Noted, and dismissed, Cairo realized indignantly. Had Rafe always been this infuriating? So arrogantly sure of himself and his surroundings that he totally ignored—or just didn’t see or hear!—what anyone else wanted?
Probably, Cairo thought wryly. She had just been too naïve eight years ago, too enthralled by him, too much in love with him, to see it.
Well, she wasn’t now and she wouldn’t let him get away with it.
‘And obviously ignored,’ she snapped. ‘Rafe, I have absolutely no idea what your arrangement was with Margo and Jeff.’ But she certainly intended finding out when she telephoned her sister shortly! ‘But as they’re obviously still in England, there is no way you can expect to continue with your own plans to stay here.’
He quirked dark brows. ‘And just where would you suggest I go instead?’
The hardness in his eyes told her she’d do better to hold back on the reply that she really wanted to make. So instead, Cairo replied, ‘To a hotel, of course.’
‘You really expect me to be able to do that in the week of the Cannes Film Festival?’ he taunted.
‘I— The Cannes Film Festival?’ she repeated slowly.
‘It’s the reason I’m in France at the moment,’ Rafe explained. ‘Work of Art has been put up for several awards.’ He shrugged. ‘As director, I’m expected to make an appearance.’
The Cannes Film Festival, Cairo berated herself in her head. Of course Rafe’s film had been nominated for an award; it had virtually wiped the board at the Oscars earlier in the year.
‘But Cannes is miles away,’ she said stubbornly.
‘So?’
‘So there must be a hotel there where you could stay. It would be much more convenient than being all the way out here, anyway,’ Cairo reasoned firmly.
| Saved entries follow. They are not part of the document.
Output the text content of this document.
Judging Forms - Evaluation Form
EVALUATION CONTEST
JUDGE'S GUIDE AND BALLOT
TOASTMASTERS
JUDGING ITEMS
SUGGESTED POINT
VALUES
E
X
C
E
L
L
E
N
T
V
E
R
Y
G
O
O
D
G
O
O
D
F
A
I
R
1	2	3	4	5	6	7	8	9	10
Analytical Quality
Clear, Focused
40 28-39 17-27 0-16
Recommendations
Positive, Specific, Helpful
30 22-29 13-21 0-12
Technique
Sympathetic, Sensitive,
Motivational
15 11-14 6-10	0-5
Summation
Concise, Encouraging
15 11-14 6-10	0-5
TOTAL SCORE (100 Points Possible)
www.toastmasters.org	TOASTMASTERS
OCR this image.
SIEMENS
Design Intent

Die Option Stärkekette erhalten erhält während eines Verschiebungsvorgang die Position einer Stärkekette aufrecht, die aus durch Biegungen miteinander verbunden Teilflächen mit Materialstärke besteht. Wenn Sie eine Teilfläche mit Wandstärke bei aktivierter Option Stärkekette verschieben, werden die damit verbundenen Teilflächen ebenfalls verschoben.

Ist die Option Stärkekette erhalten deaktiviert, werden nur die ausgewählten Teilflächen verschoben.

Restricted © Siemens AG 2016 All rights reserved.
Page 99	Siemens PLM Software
Rafe’s mouth tightened. ‘I’m sure it’s very kind of you to attempt to rearrange my plans for me in this way, Cairo,’ he bit out sarcastically. ‘But I’ve been travelling for hours now, and certainly have no intention of discussing this any further until I’ve at least taken a swim. What do you say, Daisy-May, shall the two of us go for a swim?’ He smiled affectionately at the little girl as she gave an excited squeal of approval. ‘It would appear you’re outnumbered and outgunned, Cairo,’ Rafe drawled as he put Daisy down on the tarmacked drive and she instantly took hold of his hand to begin pulling him down towards the swimming pool on the lower terrace.
‘But—’
‘Outnumbered and outgunned,’ Rafe repeated softly as he released his hand from Daisy’s to begin pulling his polo shirt over his head, revealing a broad golden expanse of naked chest and shoulders.
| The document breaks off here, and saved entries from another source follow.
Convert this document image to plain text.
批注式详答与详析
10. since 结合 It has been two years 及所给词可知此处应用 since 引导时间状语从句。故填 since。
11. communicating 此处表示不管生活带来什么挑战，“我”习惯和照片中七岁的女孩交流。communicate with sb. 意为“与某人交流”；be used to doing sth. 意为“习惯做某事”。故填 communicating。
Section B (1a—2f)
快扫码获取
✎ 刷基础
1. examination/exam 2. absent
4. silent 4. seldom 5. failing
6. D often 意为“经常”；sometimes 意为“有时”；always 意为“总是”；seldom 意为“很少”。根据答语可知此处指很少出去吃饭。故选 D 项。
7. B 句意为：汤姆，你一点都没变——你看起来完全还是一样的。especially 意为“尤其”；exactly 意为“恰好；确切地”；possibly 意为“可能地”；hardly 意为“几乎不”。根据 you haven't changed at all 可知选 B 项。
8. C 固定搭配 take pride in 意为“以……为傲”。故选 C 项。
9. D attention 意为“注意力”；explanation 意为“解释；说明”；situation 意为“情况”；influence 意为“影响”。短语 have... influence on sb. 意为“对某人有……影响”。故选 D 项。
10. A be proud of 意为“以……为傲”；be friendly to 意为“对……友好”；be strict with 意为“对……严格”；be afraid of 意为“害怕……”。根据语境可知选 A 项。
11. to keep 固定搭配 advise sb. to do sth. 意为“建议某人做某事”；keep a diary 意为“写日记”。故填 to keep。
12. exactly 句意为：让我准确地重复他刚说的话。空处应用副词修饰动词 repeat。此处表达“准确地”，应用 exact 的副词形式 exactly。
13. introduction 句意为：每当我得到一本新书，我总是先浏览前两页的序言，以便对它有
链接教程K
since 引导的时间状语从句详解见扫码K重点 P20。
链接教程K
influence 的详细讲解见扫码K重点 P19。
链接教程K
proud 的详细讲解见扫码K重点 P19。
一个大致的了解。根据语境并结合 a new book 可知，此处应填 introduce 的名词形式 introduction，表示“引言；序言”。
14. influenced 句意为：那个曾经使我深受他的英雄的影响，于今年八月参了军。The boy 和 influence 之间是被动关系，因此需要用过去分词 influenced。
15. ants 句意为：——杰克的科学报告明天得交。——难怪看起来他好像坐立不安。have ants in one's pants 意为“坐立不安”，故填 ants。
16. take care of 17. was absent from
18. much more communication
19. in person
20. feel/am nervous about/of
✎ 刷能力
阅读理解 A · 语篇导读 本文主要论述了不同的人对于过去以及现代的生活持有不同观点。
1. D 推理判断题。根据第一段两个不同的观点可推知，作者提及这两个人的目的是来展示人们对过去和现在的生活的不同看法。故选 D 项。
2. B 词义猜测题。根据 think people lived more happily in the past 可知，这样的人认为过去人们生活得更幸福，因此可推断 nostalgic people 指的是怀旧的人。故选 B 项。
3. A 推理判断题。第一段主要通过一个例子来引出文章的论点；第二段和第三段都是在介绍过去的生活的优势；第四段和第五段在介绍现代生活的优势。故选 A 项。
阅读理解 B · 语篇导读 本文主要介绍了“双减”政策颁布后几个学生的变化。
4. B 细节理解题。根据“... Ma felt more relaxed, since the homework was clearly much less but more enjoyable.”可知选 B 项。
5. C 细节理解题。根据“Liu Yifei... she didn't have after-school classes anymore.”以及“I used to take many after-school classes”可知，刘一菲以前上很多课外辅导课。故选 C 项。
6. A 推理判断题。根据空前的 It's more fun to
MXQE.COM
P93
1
Cairo’s mouth went dry and her breath caught in her throat as she found herself unable to look away from the sight of Rafe slowly peeling the shirt from his body.
Eight years ago, she had been intimately familiar with every hard, muscled, beautiful inch of Rafe’s body, from those wide shoulders, across that muscled chest and flat stomach and down to thrusting thighs.